Bitcoin Security and Safety
It's crucial to adhere to recommended internet security precautions if you decide to acquire bitcoin. On all financial websites, including bitcoin exchanges, banks, brokerages, credit card firms, and other lenders, this means employing a distinctive, challenging-to-guess password.
The exchange is unlikely to cover your losses if your cryptocurrency account is compromised because cryptocurrency is not FDIC-insured. You might wish to completely avoid cryptocurrencies if you lack confidence in using strong passwords and keeping your online account safe.
Knowing Additional Cryptocurrencies Besides Bitcoin
Naturally, Bitcoin isn't the only cryptocurrency that has garnered media attention in recent years. Just a handful of the more than 10,000 cryptocurrencies available today include Ethereum, Dogecoin, Shiba Inu, Stellar Lumens, Avalanche, Cardano, and Solana.
It's crucial to remember that Bitcoin and Ethereum are likely the most secure and reliable cryptocurrency projects available right now. Even greater risk and volatility are present in investments made outside of these key currencies.
Visit sites like CoinMarketCap and CoinGecko to find out more about other popular cryptocurrencies.
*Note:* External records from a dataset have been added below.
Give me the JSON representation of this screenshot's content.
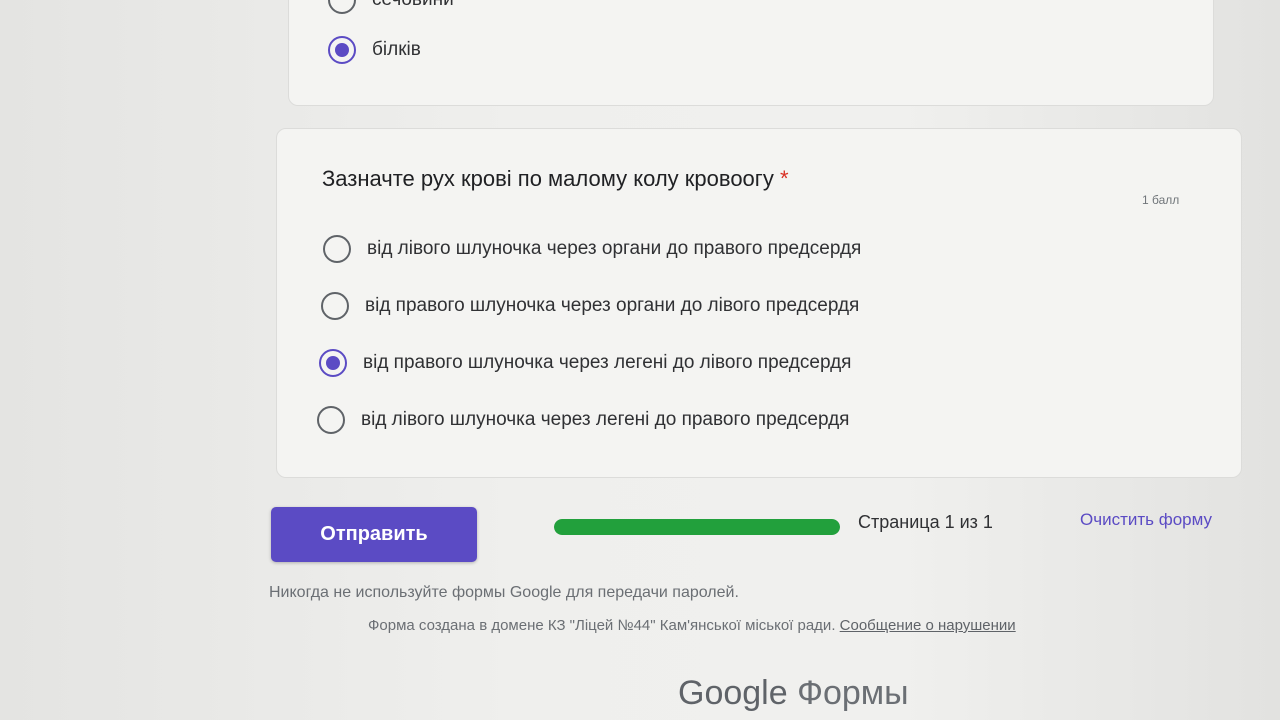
{
  "previous_question": {
    "options": [
      {
        "label": "сечовини",
        "checked": false
      },
      {
        "label": "білків",
        "checked": true
      }
    ]
  },
  "question": {
    "title": "Зазначте рух крові по малому колу кровоогу",
    "required_marker": "*",
    "points": "1 балл",
    "options": [
      {
        "label": "від лівого шлуночка через органи до правого предсердя",
        "checked": false
      },
      {
        "label": "від правого шлуночка через органи до лівого предсердя",
        "checked": false
      },
      {
        "label": "від правого шлуночка через легені до лівого предсердя",
        "checked": true
      },
      {
        "label": "від лівого шлуночка через легені до правого предсердя",
        "checked": false
      }
    ]
  },
  "footer": {
    "submit_label": "Отправить",
    "progress_fraction": 1.0,
    "page_indicator": "Страница 1 из 1",
    "clear_label": "Очистить форму",
    "password_warning": "Никогда не используйте формы Google для передачи паролей.",
    "domain_text": "Форма создана в домене КЗ \"Ліцей №44\" Кам'янської міської ради.",
    "report_label": "Сообщение о нарушении",
    "brand_google": "Google",
    "brand_forms": "Формы"
  },
  "colors": {
    "accent": "#5b4bc4",
    "progress": "#22a03c",
    "required": "#d93025"
  }
}
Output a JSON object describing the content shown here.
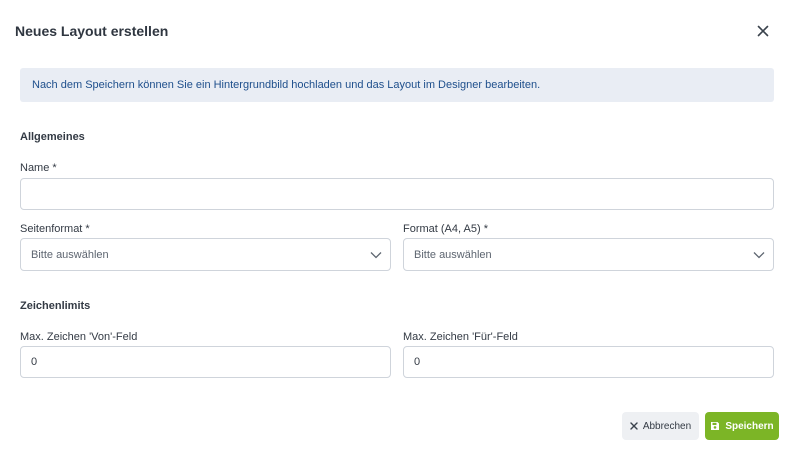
{
  "dialog": {
    "title": "Neues Layout erstellen",
    "close_icon": "close-icon"
  },
  "info": {
    "message": "Nach dem Speichern können Sie ein Hintergrundbild hochladen und das Layout im Designer bearbeiten."
  },
  "general": {
    "title": "Allgemeines",
    "name_label": "Name *",
    "name_value": "",
    "page_format_label": "Seitenformat *",
    "page_format_placeholder": "Bitte auswählen",
    "format_label": "Format (A4, A5) *",
    "format_placeholder": "Bitte auswählen"
  },
  "limits": {
    "title": "Zeichenlimits",
    "from_label": "Max. Zeichen 'Von'-Feld",
    "from_value": "0",
    "to_label": "Max. Zeichen 'Für'-Feld",
    "to_value": "0"
  },
  "footer": {
    "cancel_label": "Abbrechen",
    "cancel_icon": "x-icon",
    "save_label": "Speichern",
    "save_icon": "save-icon"
  },
  "colors": {
    "accent_green": "#7cb526",
    "info_bg": "#e9edf4",
    "info_text": "#1e4f8c"
  }
}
How to Assess Your Suitability for Bitcoin
The benefits and downsides of bitcoin are numerous. While it's exciting to imagine what may occur if you made an investment that increased tenfold or more, it's equally crucial to keep in mind the possibility of suffering substantial losses.
Diversification is a key idea that shrewd investors should follow. That can include expanding your portfolio to include Bitcoin and other cryptocurrencies. Before making a bigger, riskier investment, investing your first $100 in Bitcoin may be a good way to dip your toe into the cryptocurrency world if you've done your research, understand how it works, and still believe it makes sense for you.